Fagundes Varela e Alice Guilhermina Luande viveram em Sorocaba por alguns anos. O poeta estava mesmo abandonando o futuro no Direito para acompanhar o circo em suas apresentações. Escrevia com freqüência ao Correio Paulistano e contava e declamava suas poesias aos quatro ventos do interior paulista.

Embora apaixonado pela artista amazona, Varela era um boêmio incontrolável. Estava novamente ele envolvido com a vida universitária, com a bebida e com os versos sempre aplaudidos pelos que tomavam contato com ele.

A situação poderia melhorar com a chegada do filho, trazer-lhe mais responsabilidade, talvez. Mas o fato é que piorou.

Nasceu em 4 de setembro de 1863, Emiliano, nome do avô, pai de Varela, e veio a falecer em 11 de dezembro do mesmo ano, com pouco mais de três meses de vida. Foi então que a vida do poeta decaiu o quanto pôde. Escreveu em homenagem ao filho morto o seu poema unanimemente tido como o mais belo e triste de sua obra poética “Cântico do Calvário”.

Sempre maltrapilho, infeliz, sem esperanças, entregou-se por completo à bebida. Nessa época, segundo artigo de Sérgio Coelho de Oliveira , o poeta Fagundes Varela estreitou relações amigáveis com tropeiros, que lhes cediam lugar para dormir e dividiam com ele a comida. É possível inclusive ler em alguns de seus versos essa experiência ao pé da fogueira e ao som da viola tropeira. Eram nesses momentos que a amargura tomava conta do poeta e o levava ainda mais distante da vida antes sonhada pelo juiz, seu pai, e tão mais longe ainda da que ele próprio sonhara no dia de seu casamento.
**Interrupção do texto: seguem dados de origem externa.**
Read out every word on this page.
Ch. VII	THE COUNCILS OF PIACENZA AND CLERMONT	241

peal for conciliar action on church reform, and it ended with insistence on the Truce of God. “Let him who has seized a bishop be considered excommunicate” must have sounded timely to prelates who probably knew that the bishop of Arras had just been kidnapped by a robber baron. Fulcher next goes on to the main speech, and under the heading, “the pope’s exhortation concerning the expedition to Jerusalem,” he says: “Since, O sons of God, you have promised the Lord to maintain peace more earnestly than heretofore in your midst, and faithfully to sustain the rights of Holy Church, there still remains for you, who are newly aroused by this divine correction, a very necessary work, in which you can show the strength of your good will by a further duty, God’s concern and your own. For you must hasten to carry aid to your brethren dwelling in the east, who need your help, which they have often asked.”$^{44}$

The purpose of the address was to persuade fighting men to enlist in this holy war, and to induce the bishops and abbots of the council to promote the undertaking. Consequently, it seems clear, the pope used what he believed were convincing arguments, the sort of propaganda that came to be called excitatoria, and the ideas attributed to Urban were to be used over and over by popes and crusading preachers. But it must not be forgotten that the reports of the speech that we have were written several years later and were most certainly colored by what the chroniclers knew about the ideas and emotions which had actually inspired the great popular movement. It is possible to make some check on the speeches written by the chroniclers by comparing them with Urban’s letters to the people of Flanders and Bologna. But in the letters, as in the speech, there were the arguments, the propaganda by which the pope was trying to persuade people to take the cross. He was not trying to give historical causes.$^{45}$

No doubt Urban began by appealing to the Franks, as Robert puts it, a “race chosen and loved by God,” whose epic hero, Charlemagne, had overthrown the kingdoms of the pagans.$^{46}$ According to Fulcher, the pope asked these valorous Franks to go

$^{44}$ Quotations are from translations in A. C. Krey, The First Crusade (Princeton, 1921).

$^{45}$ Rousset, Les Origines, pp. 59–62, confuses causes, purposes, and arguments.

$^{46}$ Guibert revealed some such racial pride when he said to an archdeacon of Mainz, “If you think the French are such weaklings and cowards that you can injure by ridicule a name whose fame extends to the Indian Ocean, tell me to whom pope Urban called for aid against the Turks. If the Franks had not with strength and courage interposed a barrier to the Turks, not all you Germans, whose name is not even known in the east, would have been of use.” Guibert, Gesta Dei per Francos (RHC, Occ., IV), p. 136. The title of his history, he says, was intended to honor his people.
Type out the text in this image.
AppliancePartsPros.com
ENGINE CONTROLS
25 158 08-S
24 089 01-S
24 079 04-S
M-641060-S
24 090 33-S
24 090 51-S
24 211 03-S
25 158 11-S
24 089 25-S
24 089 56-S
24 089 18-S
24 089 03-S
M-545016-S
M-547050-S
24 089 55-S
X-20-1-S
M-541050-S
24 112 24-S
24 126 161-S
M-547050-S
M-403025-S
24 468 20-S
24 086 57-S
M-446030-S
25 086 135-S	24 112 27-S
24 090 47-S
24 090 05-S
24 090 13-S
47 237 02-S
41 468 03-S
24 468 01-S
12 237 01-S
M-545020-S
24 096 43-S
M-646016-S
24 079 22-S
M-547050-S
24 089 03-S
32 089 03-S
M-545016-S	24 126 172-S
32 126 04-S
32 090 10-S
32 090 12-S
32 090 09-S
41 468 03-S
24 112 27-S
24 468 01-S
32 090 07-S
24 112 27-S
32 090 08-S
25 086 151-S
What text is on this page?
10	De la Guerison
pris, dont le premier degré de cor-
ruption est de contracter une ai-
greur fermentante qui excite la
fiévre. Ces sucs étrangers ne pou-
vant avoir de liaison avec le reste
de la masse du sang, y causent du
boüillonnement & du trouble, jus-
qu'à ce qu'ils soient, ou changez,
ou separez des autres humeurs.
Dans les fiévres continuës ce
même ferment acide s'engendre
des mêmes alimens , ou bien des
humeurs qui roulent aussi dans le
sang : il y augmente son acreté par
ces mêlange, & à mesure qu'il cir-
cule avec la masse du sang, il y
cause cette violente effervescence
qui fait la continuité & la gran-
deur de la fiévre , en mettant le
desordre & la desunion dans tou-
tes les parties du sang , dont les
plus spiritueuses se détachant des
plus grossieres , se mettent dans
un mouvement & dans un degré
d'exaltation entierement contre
Numa nova tentativa de organizar sua vida, Fagundes Varela voltou a São Paulo para concluir o curso de Direito e dar novo rumo a sua vida. Isto, porém, levou-o novamente ao encontro das alucinadas e infelizes festas universitárias.

Há, inclusive, uma história muito comentada – e um tanto absurda – na qual nosso poeta teve participação efetiva.

Costumavam, os estudantes da São Francisco, organizar saraus em cemitérios. Este sarau, porém, teve final mais trágico do que o comum. Houve, certa vez, que uma idéia abrilhantou as cabeças alucinadas dos românticos: a coroação de uma musa para a cerimônia no cemitério da Consolação.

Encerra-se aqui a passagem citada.